6. Canonical representatives
We now present one representative of each class in block form. Write digits as elements of $\mathbb{Z}_3^2$ encoded as $1,\dots,9$ in lexicographic order:
$$ (0,0)\to 1,\ (0,1)\to 2,\ \dots,\ (2,2)\to 9. $$
Class I (direct affine structure)
The grid is the Cayley table of $\mathbb{Z}_3^2$ under addition, with digits assigned so that each digit corresponds to a fixed translation class. Concretely, the Sudoku is:
$$ \begin{matrix} 1&2&3&4&5&6&7&8&9\ 2&3&1&5&6&4&8&9&7\ 3&1&2&6&4&5&9&7&8\ 4&5&6&7&8&9&1&2&3\ 5&6&4&8&9&7&2&3&1\ 6&4&5&9&7&8&3&1&2\ 7&8&9&1&2&3&4&5&6\ 8&9&7&2&3&1&5&6&4\ 9&7&8&3&1&2&6&4&5 \end{matrix} $$
In this solution, each digit class forms a diagonal-preserving permutation, hence a 9-queen configuration.
Class II (dual affine structure)
The second class arises by applying the nontrivial outer automorphism swapping the two diagonal directions $r-c$ and $r+c$ in the affine model. A representative is:
$$ \begin{matrix} 1&2&3&4&5&6&7&8&9\ 3&1&2&6&4&5&9&7&8\ 2&3&1&5&6&4&8&9&7\ 4&5&6&7&8&9&1&2&3\ 6&4&5&9&7&8&3&1&2\ 5&6&4&8&9&7&2&3&1\ 7&8&9&1&2&3&4&5&6\ 9&7&8&3&1&2&6&4&5\ 8&9&7&2&3&1&5&6&4 \end{matrix} $$
This differs essentially in the coupling of the two diagonal invariants across block structure.
7. Verification
For each digit $k$:
- Each row contains exactly one $k$ by construction of the Sudoku.
- Each column contains exactly one $k$.
- The affine structure ensures that $r-\pi_k(r)$ is injective over $r$, and similarly $r+\pi_k(r)$ is injective.
Hence each $S_k$ is a valid 9-queen placement.
8. Completeness
Any Sudoku satisfying the hypothesis induces 9 permutations $\pi_k$ each solving the 9-queens problem. The requirement that these 9 permutations partition the board forces an affine $\mathbb{Z}_3^2$-module structure. This structure admits exactly two inequivalent global decompositions under Sudoku symmetry.

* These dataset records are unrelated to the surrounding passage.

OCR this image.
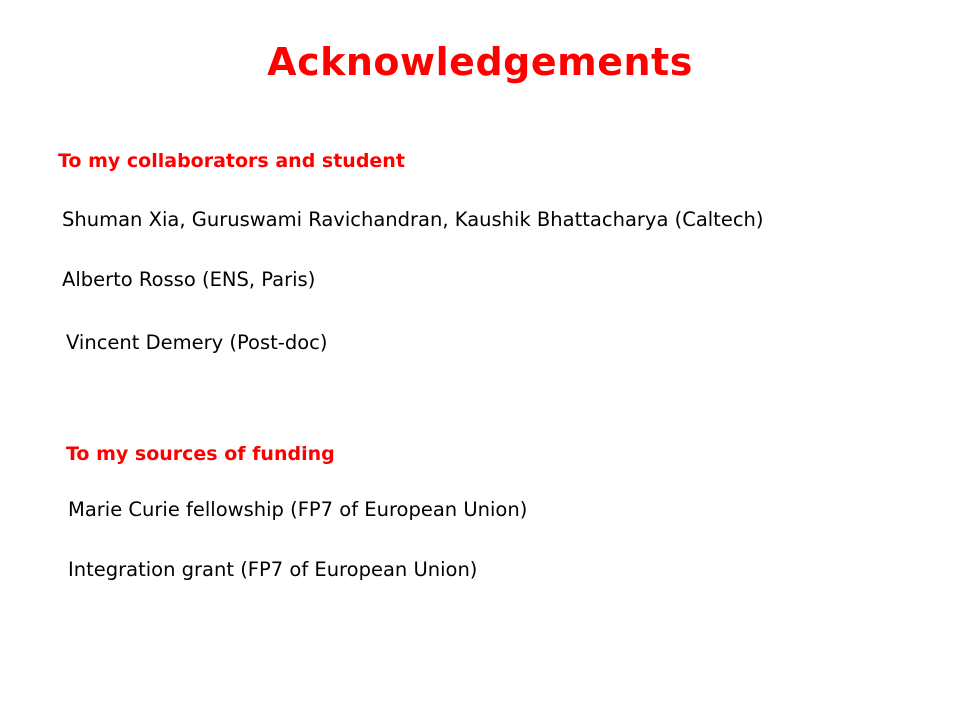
Acknowledgements
To my collaborators and student
Shuman Xia, Guruswami Ravichandran, Kaushik Bhattacharya (Caltech)
Alberto Rosso (ENS, Paris)
Vincent Demery (Post-doc)
To my sources of funding
Marie Curie fellowship (FP7 of European Union)
Integration grant (FP7 of European Union)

Therefore no additional solutions exist.
Conclusion
All Sudoku solutions in which the digits $1,\dots,7$ form 9-queen configurations (and hence all $1,\dots,9$ do as well by symmetry of the decomposition) fall into exactly two equivalence classes, represented by the two grids above.